Köln - Nach der Vertragsverlängerung von Senkrechtstarter Said El Mala (19) am Donnerstag schwebt der 1. FC Köln auf Wolke sieben. Am Freitag hat sich auch Trainer René Wagner (38) zu dem Thema geäußert und verraten, wie er den wochenlangen Transferpoker erlebt hat.

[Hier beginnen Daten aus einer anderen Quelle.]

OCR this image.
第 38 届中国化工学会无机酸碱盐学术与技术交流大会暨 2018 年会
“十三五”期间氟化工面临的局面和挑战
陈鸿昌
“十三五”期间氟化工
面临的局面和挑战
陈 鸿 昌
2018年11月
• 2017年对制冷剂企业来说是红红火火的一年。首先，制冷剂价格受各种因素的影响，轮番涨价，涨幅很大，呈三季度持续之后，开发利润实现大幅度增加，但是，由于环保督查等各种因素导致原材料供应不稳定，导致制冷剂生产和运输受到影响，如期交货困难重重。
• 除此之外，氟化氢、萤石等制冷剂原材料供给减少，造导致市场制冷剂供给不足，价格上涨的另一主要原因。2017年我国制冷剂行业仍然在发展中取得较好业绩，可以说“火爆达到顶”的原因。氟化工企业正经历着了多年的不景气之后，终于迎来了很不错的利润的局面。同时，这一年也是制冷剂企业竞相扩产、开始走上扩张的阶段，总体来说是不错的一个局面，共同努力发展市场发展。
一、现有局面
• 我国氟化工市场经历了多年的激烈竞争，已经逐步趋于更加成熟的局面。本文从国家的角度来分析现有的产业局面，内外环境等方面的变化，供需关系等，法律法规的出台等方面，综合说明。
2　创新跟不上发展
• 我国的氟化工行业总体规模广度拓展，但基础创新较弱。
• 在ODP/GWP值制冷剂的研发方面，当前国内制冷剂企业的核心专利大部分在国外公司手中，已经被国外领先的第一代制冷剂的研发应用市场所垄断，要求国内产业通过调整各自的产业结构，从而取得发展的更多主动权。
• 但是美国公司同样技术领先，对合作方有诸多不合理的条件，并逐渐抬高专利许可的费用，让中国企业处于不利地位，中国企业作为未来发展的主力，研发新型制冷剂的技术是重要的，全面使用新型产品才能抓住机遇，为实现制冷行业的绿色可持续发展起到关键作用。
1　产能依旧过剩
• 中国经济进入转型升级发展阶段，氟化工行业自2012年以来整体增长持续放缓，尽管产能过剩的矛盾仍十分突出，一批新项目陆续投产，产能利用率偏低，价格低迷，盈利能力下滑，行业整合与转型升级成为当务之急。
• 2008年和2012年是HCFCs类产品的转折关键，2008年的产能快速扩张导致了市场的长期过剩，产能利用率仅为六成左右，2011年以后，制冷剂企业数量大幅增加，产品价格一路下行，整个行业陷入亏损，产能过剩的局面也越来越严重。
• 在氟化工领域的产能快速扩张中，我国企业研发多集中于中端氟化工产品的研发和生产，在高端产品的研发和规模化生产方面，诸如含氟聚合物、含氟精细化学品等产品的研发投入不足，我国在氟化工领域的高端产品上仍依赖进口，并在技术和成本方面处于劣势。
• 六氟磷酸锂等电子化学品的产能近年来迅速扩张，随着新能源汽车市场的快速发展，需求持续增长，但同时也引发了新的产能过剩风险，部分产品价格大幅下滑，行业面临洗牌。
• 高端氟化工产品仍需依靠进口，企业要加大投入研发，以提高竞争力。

Intern habe es laut Wagner allen Berichten und Gerüchten zum Trotz "nie den Anschein" gegeben, dass der 19-Jährige die Rheinländer tatsächlich verlassen wolle oder "dass er mit dem Kopf woanders ist", erklärt der gebürtige Dresdner auf der Pressekonferenz vor dem DFB-Pokal-Auftakt gegen die Würzburger Kickers am Montag (18 Uhr/Sky). Dementsprechend entspannt sei die Geschichte auch für die Mannschaft und ihn selbst gewesen.

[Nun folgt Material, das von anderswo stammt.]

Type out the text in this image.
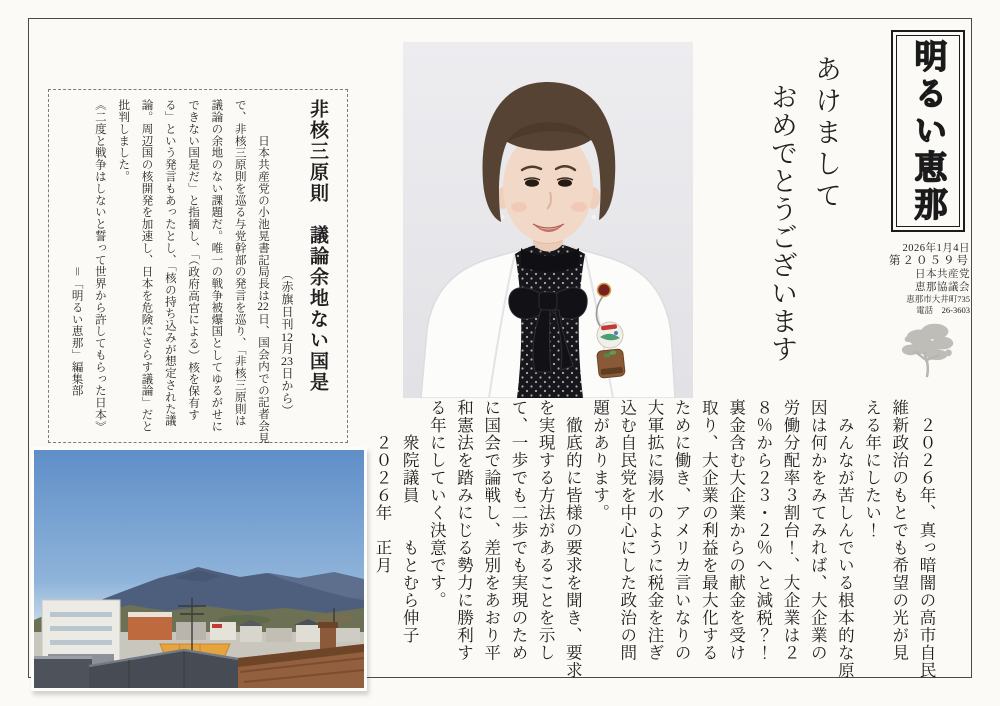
明るい恵那
2026年1月4日
第２０５９号
日本共産党
恵那協議会
恵那市大井町735
電話　26-3603

あけまして

　おめでとうございます

非核三原則　議論余地ない国是

　　　　　　　　　　　　　　（赤旗日刊12月23日から）

　　　日本共産党の小池晃書記局長は22日、国会内での記者会見

で、非核三原則を巡る与党幹部の発言を巡り、「非核三原則は

議論の余地のない課題だ。唯一の戦争被爆国としてゆるがせに

できない国是だ」と指摘し、「（政府高官による）核を保有す

る」という発言もあったとし、「核の持ち込みが想定された議

論。周辺国の核開発を加速し、日本を危険にさらす議論」だと

批判しました。

《二度と戦争はしないと誓って世界から許してもらった日本》

　　　　　　　　　　　　　　＝「明るい恵那」編集部

　２０２６年、真っ暗闇の高市自民

維新政治のもとでも希望の光が見

える年にしたい！

　みんなが苦しんでいる根本的な原

因は何かをみてみれば、大企業の

労働分配率３割台！、大企業は２

８％から２３・２％へと減税？！

裏金含む大企業からの献金を受け

取り、大企業の利益を最大化する

ために働き、アメリカ言いなりの

大軍拡に湯水のように税金を注ぎ

込む自民党を中心にした政治の問

題があります。

　徹底的に皆様の要求を聞き、要求

を実現する方法があることを示し

て、一歩でも二歩でも実現のため

に国会で論戦し、差別をあおり平

和憲法を踏みにじる勢力に勝利す

る年にしていく決意です。

　　衆院議員　　もとむら伸子

　　２０２６年　正月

"Er hat sich unfassbar in der Vorbereitung reingearbeitet, hat an den Themen gearbeitet, wo er noch Probleme hat, und war da jeden Tag akribisch", führt der Übungsleiter aus. Das sei umso bemerkenswerter, da es insbesondere für einen so jungen Spieler natürlich nicht einfach sei, "wenn jeden Tag Gerüchte aufploppen".
Für den Verein, die Mannschaft und ihn als Trainer samt seinem Team sei es nun "super, dass Said bleibt".

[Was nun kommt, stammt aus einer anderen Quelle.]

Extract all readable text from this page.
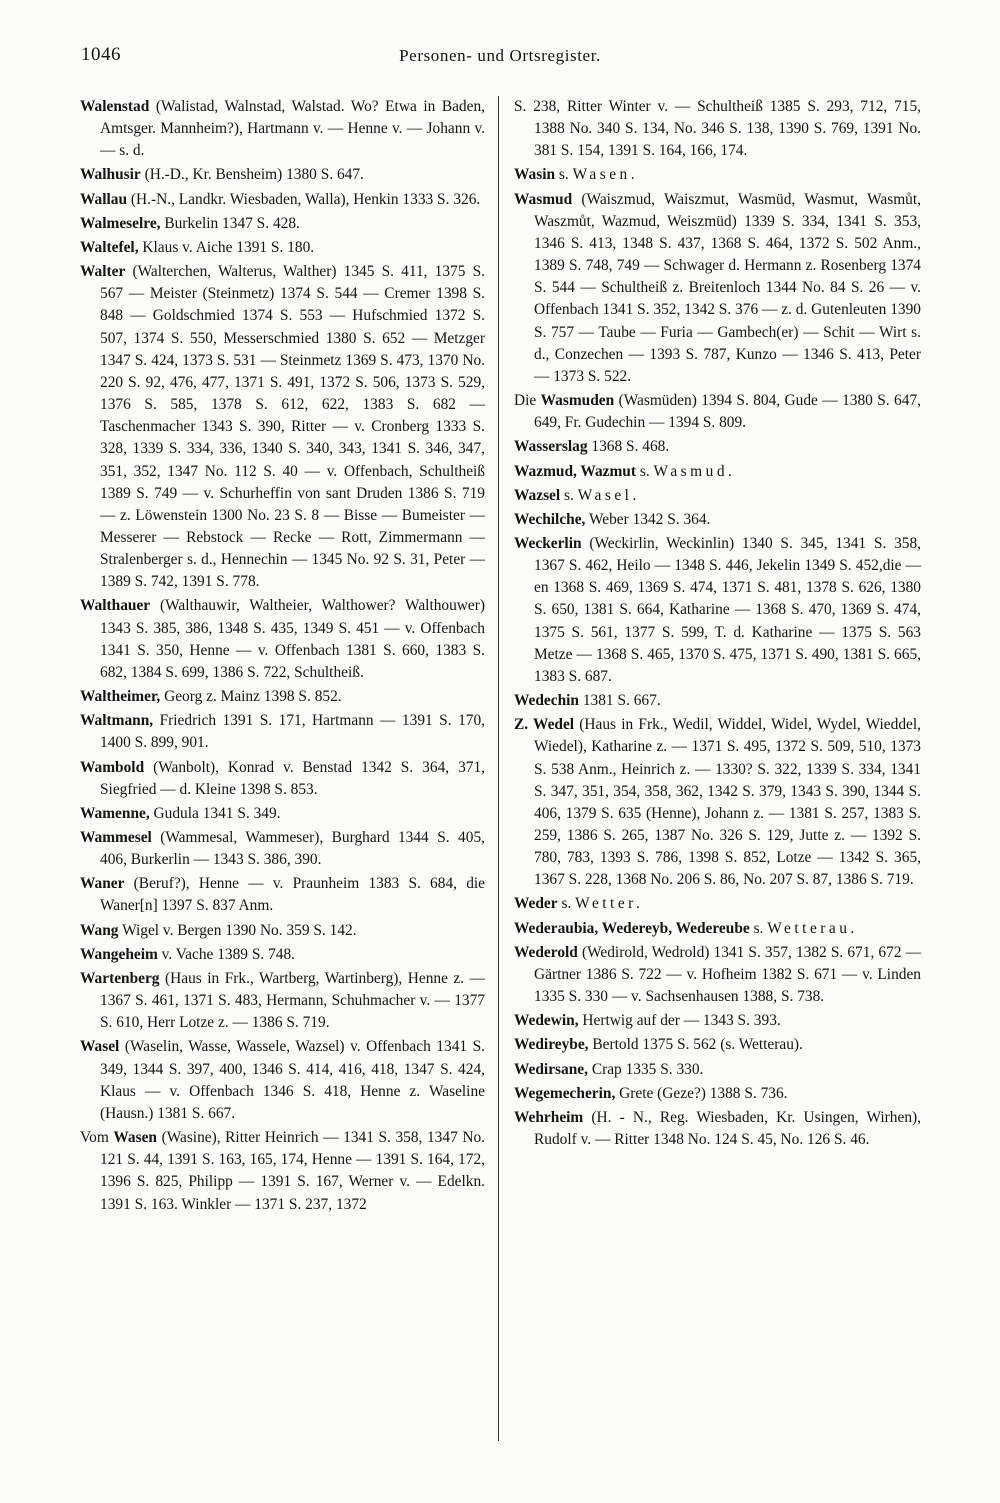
1046	Personen- und Ortsregister.

Walenstad (Walistad, Walnstad, Walstad. Wo? Etwa in Baden, Amtsger. Mannheim?), Hartmann v. — Henne v. — Johann v. — s. d.

Walhusir (H.-D., Kr. Bensheim) 1380 S. 647.

Wallau (H.-N., Landkr. Wiesbaden, Walla), Henkin 1333 S. 326.

Walmeselre, Burkelin 1347 S. 428.

Waltefel, Klaus v. Aiche 1391 S. 180.

Walter (Walterchen, Walterus, Walther) 1345 S. 411, 1375 S. 567 — Meister (Steinmetz) 1374 S. 544 — Cremer 1398 S. 848 — Goldschmied 1374 S. 553 — Hufschmied 1372 S. 507, 1374 S. 550, Messerschmied 1380 S. 652 — Metzger 1347 S. 424, 1373 S. 531 — Steinmetz 1369 S. 473, 1370 No. 220 S. 92, 476, 477, 1371 S. 491, 1372 S. 506, 1373 S. 529, 1376 S. 585, 1378 S. 612, 622, 1383 S. 682 — Taschenmacher 1343 S. 390, Ritter — v. Cronberg 1333 S. 328, 1339 S. 334, 336, 1340 S. 340, 343, 1341 S. 346, 347, 351, 352, 1347 No. 112 S. 40 — v. Offenbach, Schultheiß 1389 S. 749 — v. Schurheffin von sant Druden 1386 S. 719 — z. Löwenstein 1300 No. 23 S. 8 — Bisse — Bumeister — Messerer — Rebstock — Recke — Rott, Zimmermann — Stralenberger s. d., Hennechin — 1345 No. 92 S. 31, Peter — 1389 S. 742, 1391 S. 778.

Walthauer (Walthauwir, Waltheier, Walthower? Walthouwer) 1343 S. 385, 386, 1348 S. 435, 1349 S. 451 — v. Offenbach 1341 S. 350, Henne — v. Offenbach 1381 S. 660, 1383 S. 682, 1384 S. 699, 1386 S. 722, Schultheiß.

Waltheimer, Georg z. Mainz 1398 S. 852.

Waltmann, Friedrich 1391 S. 171, Hartmann — 1391 S. 170, 1400 S. 899, 901.

Wambold (Wanbolt), Konrad v. Benstad 1342 S. 364, 371, Siegfried — d. Kleine 1398 S. 853.

Wamenne, Gudula 1341 S. 349.

Wammesel (Wammesal, Wammeser), Burghard 1344 S. 405, 406, Burkerlin — 1343 S. 386, 390.

Waner (Beruf?), Henne — v. Praunheim 1383 S. 684, die Waner[n] 1397 S. 837 Anm.

Wang Wigel v. Bergen 1390 No. 359 S. 142.

Wangeheim v. Vache 1389 S. 748.

Wartenberg (Haus in Frk., Wartberg, Wartinberg), Henne z. — 1367 S. 461, 1371 S. 483, Hermann, Schuhmacher v. — 1377 S. 610, Herr Lotze z. — 1386 S. 719.

Wasel (Waselin, Wasse, Wassele, Wazsel) v. Offenbach 1341 S. 349, 1344 S. 397, 400, 1346 S. 414, 416, 418, 1347 S. 424, Klaus — v. Offenbach 1346 S. 418, Henne z. Waseline (Hausn.) 1381 S. 667.

Vom Wasen (Wasine), Ritter Heinrich — 1341 S. 358, 1347 No. 121 S. 44, 1391 S. 163, 165, 174, Henne — 1391 S. 164, 172, 1396 S. 825, Philipp — 1391 S. 167, Werner v. — Edelkn. 1391 S. 163. Winkler — 1371 S. 237, 1372

S. 238, Ritter Winter v. — Schultheiß 1385 S. 293, 712, 715, 1388 No. 340 S. 134, No. 346 S. 138, 1390 S. 769, 1391 No. 381 S. 154, 1391 S. 164, 166, 174.

Wasin s. Wasen.

Wasmud (Waiszmud, Waiszmut, Wasmüd, Wasmut, Wasmůt, Waszmůt, Wazmud, Weiszmüd) 1339 S. 334, 1341 S. 353, 1346 S. 413, 1348 S. 437, 1368 S. 464, 1372 S. 502 Anm., 1389 S. 748, 749 — Schwager d. Hermann z. Rosenberg 1374 S. 544 — Schultheiß z. Breitenloch 1344 No. 84 S. 26 — v. Offenbach 1341 S. 352, 1342 S. 376 — z. d. Gutenleuten 1390 S. 757 — Taube — Furia — Gambech(er) — Schit — Wirt s. d., Conzechen — 1393 S. 787, Kunzo — 1346 S. 413, Peter — 1373 S. 522.

Die Wasmuden (Wasmüden) 1394 S. 804, Gude — 1380 S. 647, 649, Fr. Gudechin — 1394 S. 809.

Wasserslag 1368 S. 468.

Wazmud, Wazmut s. Wasmud.

Wazsel s. Wasel.

Wechilche, Weber 1342 S. 364.

Weckerlin (Weckirlin, Weckinlin) 1340 S. 345, 1341 S. 358, 1367 S. 462, Heilo — 1348 S. 446, Jekelin 1349 S. 452,die —en 1368 S. 469, 1369 S. 474, 1371 S. 481, 1378 S. 626, 1380 S. 650, 1381 S. 664, Katharine — 1368 S. 470, 1369 S. 474, 1375 S. 561, 1377 S. 599, T. d. Katharine — 1375 S. 563 Metze — 1368 S. 465, 1370 S. 475, 1371 S. 490, 1381 S. 665, 1383 S. 687.

Wedechin 1381 S. 667.

Z. Wedel (Haus in Frk., Wedil, Widdel, Widel, Wydel, Wieddel, Wiedel), Katharine z. — 1371 S. 495, 1372 S. 509, 510, 1373 S. 538 Anm., Heinrich z. — 1330? S. 322, 1339 S. 334, 1341 S. 347, 351, 354, 358, 362, 1342 S. 379, 1343 S. 390, 1344 S. 406, 1379 S. 635 (Henne), Johann z. — 1381 S. 257, 1383 S. 259, 1386 S. 265, 1387 No. 326 S. 129, Jutte z. — 1392 S. 780, 783, 1393 S. 786, 1398 S. 852, Lotze — 1342 S. 365, 1367 S. 228, 1368 No. 206 S. 86, No. 207 S. 87, 1386 S. 719.

Weder s. Wetter.

Wederaubia, Wedereyb, Wedereube s. Wetterau.

Wederold (Wedirold, Wedrold) 1341 S. 357, 1382 S. 671, 672 — Gärtner 1386 S. 722 — v. Hofheim 1382 S. 671 — v. Linden 1335 S. 330 — v. Sachsenhausen 1388, S. 738.

Wedewin, Hertwig auf der — 1343 S. 393.

Wedireybe, Bertold 1375 S. 562 (s. Wetterau).

Wedirsane, Crap 1335 S. 330.

Wegemecherin, Grete (Geze?) 1388 S. 736.

Wehrheim (H. - N., Reg. Wiesbaden, Kr. Usingen, Wirhen), Rudolf v. — Ritter 1348 No. 124 S. 45, No. 126 S. 46.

Immerhin sei der Teenager für den FC nicht nur ein "Unterschiedsspieler", sondern vor allem jemand, der auch seine Teamkameraden mitziehen würde. "Er gibt uns unheimlich viel Energie jeden Tag. Der Junge weiß selber, dass er viel Verantwortung auch innerhalb der Mannschaft hat, weil er Leistung bringt und mit Leistung vorangeht", so Wagner.
FC-Trainer René Wagner hofft, dass sich Gerüchte um Said El Mala nun beruhigen werden
Dass die Erwartungen an El Mala im FC-Umfeld nun zu hoch seien und der Druck auf ihn auch wegen der Übernahme der Nummer zehn zu groß werden könnte, glaubt Wagner derweil nicht. "Ich glaube, dass er sich da jetzt auch nicht so viele Gedanken macht. Er ist jetzt bei uns, er ist Spieler des 1. FC Köln, er trägt die 10 auf dem Rücken und jetzt muss er Leistung bringen."
Für die kommenden Wochen und Monate wünscht sich der 38-Jährige nun, dass endlich Ruhe in die Thematik einkehren kann. Nur so könne sich der Linksaußen schließlich "auf das konzentrieren, was er gerne macht", so Wagner, der an Fans und Medien gleichermaßen appelliert: "Lasst den Jungen jetzt Fußball spielen!"